One day, I came accross the Go Concurrency Patterns talk made by Rob Pike (one of the creators of Golang) and I found it fascinating. After this talk, I wanted to explore a bit more the concept of the Google Search code given at the end of the talk.

The goal is to find a behaviour that could be used by a search engine to handle a search query. We have got 3 services (web, images and videos – no ads ahah!) and we want to perform a search on each service according to the query. The goal is to respond as fast as possible.

Architecture

We have got multiple instances of each service. We are going to send the search query in parallel to available instances of web servers, images servers and videos servers.
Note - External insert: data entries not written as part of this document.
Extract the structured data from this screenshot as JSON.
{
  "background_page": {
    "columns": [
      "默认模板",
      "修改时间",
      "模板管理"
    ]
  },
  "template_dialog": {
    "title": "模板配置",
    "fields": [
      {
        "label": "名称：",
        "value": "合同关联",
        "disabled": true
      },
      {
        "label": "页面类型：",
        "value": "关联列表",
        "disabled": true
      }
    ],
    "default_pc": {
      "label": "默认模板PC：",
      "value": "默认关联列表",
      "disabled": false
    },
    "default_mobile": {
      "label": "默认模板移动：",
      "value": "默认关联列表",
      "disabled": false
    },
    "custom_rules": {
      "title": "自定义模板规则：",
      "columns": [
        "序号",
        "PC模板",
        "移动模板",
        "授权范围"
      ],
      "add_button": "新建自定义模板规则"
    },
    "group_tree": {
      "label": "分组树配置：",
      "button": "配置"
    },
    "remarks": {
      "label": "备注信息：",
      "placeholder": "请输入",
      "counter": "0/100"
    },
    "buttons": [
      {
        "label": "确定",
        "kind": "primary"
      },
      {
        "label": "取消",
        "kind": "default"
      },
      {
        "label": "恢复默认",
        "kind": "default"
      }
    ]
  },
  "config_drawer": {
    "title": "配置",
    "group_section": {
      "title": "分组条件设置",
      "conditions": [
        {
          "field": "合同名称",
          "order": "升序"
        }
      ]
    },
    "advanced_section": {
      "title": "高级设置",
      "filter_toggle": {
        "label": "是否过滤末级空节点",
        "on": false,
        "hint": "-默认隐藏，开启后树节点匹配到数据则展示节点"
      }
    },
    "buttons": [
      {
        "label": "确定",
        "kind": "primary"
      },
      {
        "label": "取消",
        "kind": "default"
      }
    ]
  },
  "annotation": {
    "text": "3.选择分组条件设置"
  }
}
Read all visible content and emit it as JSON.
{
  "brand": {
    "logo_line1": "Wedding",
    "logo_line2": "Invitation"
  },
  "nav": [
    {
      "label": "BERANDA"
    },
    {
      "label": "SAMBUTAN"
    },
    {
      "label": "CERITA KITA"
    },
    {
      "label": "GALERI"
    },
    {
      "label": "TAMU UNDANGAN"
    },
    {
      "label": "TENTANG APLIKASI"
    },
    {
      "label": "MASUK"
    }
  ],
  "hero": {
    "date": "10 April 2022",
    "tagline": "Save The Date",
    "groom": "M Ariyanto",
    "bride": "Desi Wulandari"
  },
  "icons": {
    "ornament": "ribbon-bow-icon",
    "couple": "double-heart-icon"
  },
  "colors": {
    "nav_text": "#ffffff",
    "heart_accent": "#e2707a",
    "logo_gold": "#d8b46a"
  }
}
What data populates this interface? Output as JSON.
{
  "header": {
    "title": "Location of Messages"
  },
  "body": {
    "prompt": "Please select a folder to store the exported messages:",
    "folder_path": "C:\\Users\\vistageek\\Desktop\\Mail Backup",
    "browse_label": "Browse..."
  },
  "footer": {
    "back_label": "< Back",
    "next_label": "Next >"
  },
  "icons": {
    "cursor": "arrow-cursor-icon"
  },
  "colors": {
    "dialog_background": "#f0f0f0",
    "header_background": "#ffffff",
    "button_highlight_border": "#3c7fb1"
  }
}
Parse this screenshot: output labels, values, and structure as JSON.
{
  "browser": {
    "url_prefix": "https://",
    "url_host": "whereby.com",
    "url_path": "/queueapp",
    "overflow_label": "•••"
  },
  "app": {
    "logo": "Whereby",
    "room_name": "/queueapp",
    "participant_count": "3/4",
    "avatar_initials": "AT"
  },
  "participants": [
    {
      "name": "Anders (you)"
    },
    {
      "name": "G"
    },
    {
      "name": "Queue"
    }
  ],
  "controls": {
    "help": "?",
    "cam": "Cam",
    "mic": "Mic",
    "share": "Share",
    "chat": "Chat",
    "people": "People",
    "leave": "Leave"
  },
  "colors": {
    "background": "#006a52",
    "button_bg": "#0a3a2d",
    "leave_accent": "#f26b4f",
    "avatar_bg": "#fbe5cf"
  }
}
For each server we will take the first returned search result, to meet our goal to respond as fast as possible.

Hyperparameters

We will assume that each server answers a query in a time that follows a normal distribution (the mean is explicit given and is referred to as latency, the standard derivation is inferred from the latency). A search has also a timeout which represents the number of milliseconds we are willing to wait to have search results before exiting (it is possible that search results from all the services have not yet arrived). This is referred to as the timeout parameter.

Finally, we can control how many instances of each service we have available. This is referred to as the replicas parameter.

Execution samples

To test how the variation of the different parameters influence the number of results and when they are returned, you can find below some executions and their results:

# High latency but large number of replicas
./fake-google -timeout 20 -replicas 200 -latency 28
[
  {Search result: `res for: test query` from: `image95` in 18.695281ms}
  {Search result: `res for: test query` from: `web129` in 17.11128ms}
  {Search result: `res for: test query` from: `video13` in 19.058285ms}
]

# High latency but normal number of replicas
./fake-google -timeout 20 -replicas 100 -latency 28
[
  {Search result: `res for: test query` from: `web90` in 19.499019ms}
]

# High latency, very low number of replicas
./fake-google -timeout 20 -replicas 10 -latency 25
[]

# Latency is the same as the timeout and we've got enough replicas
./fake-google -timeout 20 -replicas 100 -latency 20
[
  {Search result: `res for: test query` from: `web90` in 12.735776ms}
  {Search result: `res for: test query` from: `image63` in 12.727817ms}
  {Search result: `res for: test query` from: `video26` in 13.02499ms}
]

Nothing unexpected in these results, this can all be verified by computing probabilities on multiple independent normal laws.

Ameliorations

The existing code is super simple and is definitely not ready for a real life scenario. We could for instance, improve the following points:

I assume that all replicas are always available. The notion of an available replica is hard to define. We don’t want to send requests to replicas that are not healthy, down or are already overwhelmed
I assume that the number of replicas is the same for each service
I assume that the response time of every replica follows a normal law, and is query independent

And countless other things I didn’t think of in a 2-minute window.

Code

Putting aside all the ameliorations I just listed, I find the existing code still interesting because it shows how to use advanced concurrency patterns in Go. The code is available on GitHub, and the main logic resides in the file core/core.go.